At the technology level, questions about OpenAI's liability for harms caused by ChatGPT's hallucinations remain largely unresolved. OpenAI's terms of service contain strong disclaimers of liability and require users to verify AI outputs. Courts have not yet definitively resolved whether these disclaimers are enforceable in all contexts or whether AI developers bear any duty of care for foreseeable professional misuse.

The Broader Professional Reckoning

The Schwartz case was not the last episode of professional AI misuse in the legal context. Subsequent cases documented additional instances of AI-generated fabrications in court filings in various jurisdictions. A Canadian court found fabricated citations submitted by an attorney. Australian courts documented similar episodes. The pattern suggests that the Schwartz case was not an isolated error but an early manifestation of a systematic risk created by the deployment of generative AI tools in professional contexts.

The legal profession's response has been more substantive than in some other professions, in part because the consequences of error in legal filings are immediate and visible — opposing counsel and courts check citations. Other professions — medicine, finance, journalism, engineering — face similar risks from professional reliance on AI-generated information, but with verification challenges that are more complex and consequences that may take longer to surface.
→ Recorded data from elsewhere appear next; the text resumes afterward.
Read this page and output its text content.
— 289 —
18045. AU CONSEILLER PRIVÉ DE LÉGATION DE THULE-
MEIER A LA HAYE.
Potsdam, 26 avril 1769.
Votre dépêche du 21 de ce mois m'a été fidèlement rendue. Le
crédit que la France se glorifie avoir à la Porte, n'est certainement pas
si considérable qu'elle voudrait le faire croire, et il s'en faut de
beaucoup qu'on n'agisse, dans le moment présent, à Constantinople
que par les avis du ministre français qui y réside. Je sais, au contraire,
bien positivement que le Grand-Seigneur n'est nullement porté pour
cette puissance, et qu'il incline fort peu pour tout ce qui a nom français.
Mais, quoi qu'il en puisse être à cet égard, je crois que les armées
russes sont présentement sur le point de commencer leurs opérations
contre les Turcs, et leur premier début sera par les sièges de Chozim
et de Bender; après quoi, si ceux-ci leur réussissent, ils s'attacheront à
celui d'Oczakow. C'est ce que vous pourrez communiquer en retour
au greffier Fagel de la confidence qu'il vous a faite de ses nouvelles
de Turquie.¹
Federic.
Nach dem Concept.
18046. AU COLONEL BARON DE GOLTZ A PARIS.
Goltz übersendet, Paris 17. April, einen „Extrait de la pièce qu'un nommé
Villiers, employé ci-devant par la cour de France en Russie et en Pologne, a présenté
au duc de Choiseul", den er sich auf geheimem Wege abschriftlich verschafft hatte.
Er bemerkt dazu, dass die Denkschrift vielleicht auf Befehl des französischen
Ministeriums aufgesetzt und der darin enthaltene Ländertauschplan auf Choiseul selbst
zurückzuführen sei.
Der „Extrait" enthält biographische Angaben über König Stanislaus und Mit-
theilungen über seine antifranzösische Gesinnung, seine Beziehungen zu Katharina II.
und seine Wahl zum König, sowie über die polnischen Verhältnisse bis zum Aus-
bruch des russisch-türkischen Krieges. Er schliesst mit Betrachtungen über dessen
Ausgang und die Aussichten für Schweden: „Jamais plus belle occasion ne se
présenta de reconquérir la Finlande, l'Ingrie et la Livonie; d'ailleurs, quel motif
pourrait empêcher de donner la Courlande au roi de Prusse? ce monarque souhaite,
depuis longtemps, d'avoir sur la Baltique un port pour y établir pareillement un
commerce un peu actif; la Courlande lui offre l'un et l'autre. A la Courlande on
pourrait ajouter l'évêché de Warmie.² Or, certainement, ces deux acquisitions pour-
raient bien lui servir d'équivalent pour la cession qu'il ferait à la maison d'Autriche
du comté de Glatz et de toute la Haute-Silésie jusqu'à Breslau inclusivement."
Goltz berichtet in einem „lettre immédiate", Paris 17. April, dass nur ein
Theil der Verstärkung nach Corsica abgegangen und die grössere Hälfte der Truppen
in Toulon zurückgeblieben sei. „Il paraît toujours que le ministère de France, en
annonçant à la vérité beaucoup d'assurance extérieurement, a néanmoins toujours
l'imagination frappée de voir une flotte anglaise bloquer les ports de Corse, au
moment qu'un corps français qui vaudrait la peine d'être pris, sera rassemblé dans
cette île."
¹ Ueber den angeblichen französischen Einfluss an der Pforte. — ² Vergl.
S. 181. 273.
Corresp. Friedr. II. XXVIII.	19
The deeper lesson of the Schwartz case is not about legal ethics specifically. It is about the general risk of deploying AI tools in professional contexts without developing the competence, habits, and institutional frameworks necessary to use them responsibly. The technology will continue to improve; hallucination rates may decline; retrieval-augmented approaches may improve accuracy. But as long as AI systems can produce confident-sounding incorrect outputs, and as long as professional contexts create pressure to trust authoritative-seeming information, the risks illustrated by Schwartz will remain.

Discussion Questions

Schwartz was an experienced attorney with more than thirty years of practice. Does his experience make his error more or less understandable? What does this suggest about the audience for AI literacy training in professional contexts?
The court found that Schwartz had "confirmed" the cases' existence based on ChatGPT's self-confirmation. Should this be treated as a mitigation or an aggravation of the professional responsibility violation? Why?
What specific governance procedures should law firms implement to prevent recurrence of this type of error? Who should be responsible for enforcing compliance with those procedures?
If a client had suffered measurable harm — for instance, if the case had been dismissed because of the fabricated citations — what liability exposure might Schwartz, LoDuca, and their firm face? What legal theories might apply?
How should law school curricula address AI literacy? What should new attorneys know about generative AI before they enter practice?
The court's $5,000 sanction has been described as modest relative to the severity of the conduct. Do you agree? What factors should courts consider when sanctioning AI-related professional misconduct?